Fred L. Drake wrote:
M.-A. Lemburg writes:
Note that this kind of search will be very costly due the amount of IO needed to search the path. Some sort of fastpath hook
Marc-Andre, Why does this need to be so costly? Compared to the current scheme, there's little to add. Once a package has been identified (and *only* then!), search the path for all the appropriate subdirectories (one stat() for each path entry). The current approach requires about a half dozen stats for each path entry: foo.py, foo.py[co], foomodule.so, foo.so, foo/ + foo/__init__.py + foo.__init__.py[co]. It will typically be even cheaper for sub-packages, because the original path will usually be much shorter than sys.path.
Well, I was referring to the additional lookup needed to find the next package dir of the same name. Say you put the Python package into site-packages and the binaries into plat-<platform>. Since the platform subdirs come first on the standard sys.path, all imports of the form
will first look in the binary package, fail and then continue to look (and hopefully find) the MyModule submodule in the Python package installed under site-packages. Since these imports are more common than importing binaries, imports would get even slower on average.
Ok, you could change the sys.path so that the binaries come *after* the source packages... but it's currently not the default.
Note that I'm not saying there shouldn't be some sort of directory caching; loading Grail is still dog slow, and I've no doubt that the 600+ stat() calls contribute to that! 1-)

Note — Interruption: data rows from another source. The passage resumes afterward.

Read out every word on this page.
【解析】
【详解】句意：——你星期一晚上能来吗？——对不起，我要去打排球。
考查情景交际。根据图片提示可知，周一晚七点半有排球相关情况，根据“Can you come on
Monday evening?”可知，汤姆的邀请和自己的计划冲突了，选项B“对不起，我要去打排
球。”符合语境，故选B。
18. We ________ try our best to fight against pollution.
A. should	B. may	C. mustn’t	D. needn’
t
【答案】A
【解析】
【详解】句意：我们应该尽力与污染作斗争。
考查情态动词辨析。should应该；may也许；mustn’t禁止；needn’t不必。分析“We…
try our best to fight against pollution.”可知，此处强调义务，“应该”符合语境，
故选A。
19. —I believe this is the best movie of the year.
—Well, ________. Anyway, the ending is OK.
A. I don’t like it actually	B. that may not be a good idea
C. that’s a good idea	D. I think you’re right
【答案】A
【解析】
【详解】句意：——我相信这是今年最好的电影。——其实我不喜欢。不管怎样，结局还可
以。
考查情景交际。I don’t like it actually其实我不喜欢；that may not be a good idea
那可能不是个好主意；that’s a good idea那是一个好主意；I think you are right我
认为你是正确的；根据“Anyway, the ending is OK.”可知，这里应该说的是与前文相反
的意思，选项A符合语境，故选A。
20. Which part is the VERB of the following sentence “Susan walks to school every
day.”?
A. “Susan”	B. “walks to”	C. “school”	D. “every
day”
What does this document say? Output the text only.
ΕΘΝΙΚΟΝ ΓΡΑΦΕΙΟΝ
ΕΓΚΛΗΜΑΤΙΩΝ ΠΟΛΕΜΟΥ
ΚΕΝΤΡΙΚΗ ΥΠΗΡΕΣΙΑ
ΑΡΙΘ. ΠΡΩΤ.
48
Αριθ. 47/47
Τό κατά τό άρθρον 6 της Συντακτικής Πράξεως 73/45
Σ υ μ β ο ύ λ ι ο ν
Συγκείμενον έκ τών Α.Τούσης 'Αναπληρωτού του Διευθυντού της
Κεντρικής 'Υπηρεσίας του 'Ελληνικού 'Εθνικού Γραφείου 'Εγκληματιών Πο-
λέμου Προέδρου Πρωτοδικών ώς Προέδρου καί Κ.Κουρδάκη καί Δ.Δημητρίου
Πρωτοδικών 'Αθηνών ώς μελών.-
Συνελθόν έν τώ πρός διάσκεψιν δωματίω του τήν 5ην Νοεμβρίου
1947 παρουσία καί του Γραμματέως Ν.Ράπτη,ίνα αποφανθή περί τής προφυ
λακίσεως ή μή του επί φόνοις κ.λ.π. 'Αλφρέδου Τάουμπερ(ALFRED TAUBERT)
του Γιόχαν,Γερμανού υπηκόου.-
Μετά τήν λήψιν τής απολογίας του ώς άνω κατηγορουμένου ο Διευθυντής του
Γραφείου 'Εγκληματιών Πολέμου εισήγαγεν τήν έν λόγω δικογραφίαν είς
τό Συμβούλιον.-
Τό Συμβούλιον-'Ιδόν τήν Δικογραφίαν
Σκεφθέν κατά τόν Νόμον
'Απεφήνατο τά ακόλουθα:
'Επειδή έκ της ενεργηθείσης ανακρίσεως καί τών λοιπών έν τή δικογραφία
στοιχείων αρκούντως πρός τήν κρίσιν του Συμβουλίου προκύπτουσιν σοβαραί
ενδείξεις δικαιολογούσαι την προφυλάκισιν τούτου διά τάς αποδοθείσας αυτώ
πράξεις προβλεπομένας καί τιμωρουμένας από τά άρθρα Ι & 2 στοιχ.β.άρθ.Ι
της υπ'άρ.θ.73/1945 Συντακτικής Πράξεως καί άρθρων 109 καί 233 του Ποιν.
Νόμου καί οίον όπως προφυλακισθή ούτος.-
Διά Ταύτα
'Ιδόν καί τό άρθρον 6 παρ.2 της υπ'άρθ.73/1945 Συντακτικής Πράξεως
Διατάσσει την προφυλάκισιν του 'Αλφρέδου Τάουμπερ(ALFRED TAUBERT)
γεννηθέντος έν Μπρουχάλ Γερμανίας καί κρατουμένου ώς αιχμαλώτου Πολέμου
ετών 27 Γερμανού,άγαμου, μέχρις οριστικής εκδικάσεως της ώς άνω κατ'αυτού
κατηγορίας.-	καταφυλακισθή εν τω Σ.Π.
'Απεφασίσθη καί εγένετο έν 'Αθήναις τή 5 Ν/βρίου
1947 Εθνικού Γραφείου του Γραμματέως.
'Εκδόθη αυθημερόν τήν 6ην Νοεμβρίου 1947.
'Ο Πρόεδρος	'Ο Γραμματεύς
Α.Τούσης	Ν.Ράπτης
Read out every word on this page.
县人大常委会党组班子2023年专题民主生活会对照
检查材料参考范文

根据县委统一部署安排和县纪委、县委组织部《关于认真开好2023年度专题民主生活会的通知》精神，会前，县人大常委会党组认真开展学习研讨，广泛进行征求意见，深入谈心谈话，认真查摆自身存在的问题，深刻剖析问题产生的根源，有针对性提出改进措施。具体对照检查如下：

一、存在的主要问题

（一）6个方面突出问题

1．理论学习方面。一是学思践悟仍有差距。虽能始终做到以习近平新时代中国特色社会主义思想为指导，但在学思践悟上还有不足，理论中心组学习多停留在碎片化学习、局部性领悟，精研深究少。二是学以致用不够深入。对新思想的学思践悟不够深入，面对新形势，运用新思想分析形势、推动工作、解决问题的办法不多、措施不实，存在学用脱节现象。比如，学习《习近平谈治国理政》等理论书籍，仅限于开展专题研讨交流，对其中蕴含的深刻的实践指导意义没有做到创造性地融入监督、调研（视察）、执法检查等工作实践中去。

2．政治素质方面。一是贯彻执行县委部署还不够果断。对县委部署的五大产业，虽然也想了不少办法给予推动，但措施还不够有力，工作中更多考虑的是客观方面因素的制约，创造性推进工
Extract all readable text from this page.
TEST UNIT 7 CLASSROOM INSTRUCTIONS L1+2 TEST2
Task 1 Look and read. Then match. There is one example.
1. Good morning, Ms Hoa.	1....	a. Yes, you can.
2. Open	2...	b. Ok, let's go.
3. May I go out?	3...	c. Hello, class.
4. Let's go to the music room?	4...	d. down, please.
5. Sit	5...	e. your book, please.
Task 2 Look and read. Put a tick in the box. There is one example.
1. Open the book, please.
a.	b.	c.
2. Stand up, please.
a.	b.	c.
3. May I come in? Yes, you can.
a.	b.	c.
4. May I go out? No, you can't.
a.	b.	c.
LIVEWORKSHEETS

I would very much like to see some sort of caching in the interpreter. The fastpath hook I implemented uses a marshalled dict stored in the user's home dir for the lookup. Once created, it reduces startup time noticeably (cutting down stat() calls from around 200 for a typical utility script to around 20).
The nice thing about the hack is that you can experiment with the cache logic using Python functions before possibly coding it in C.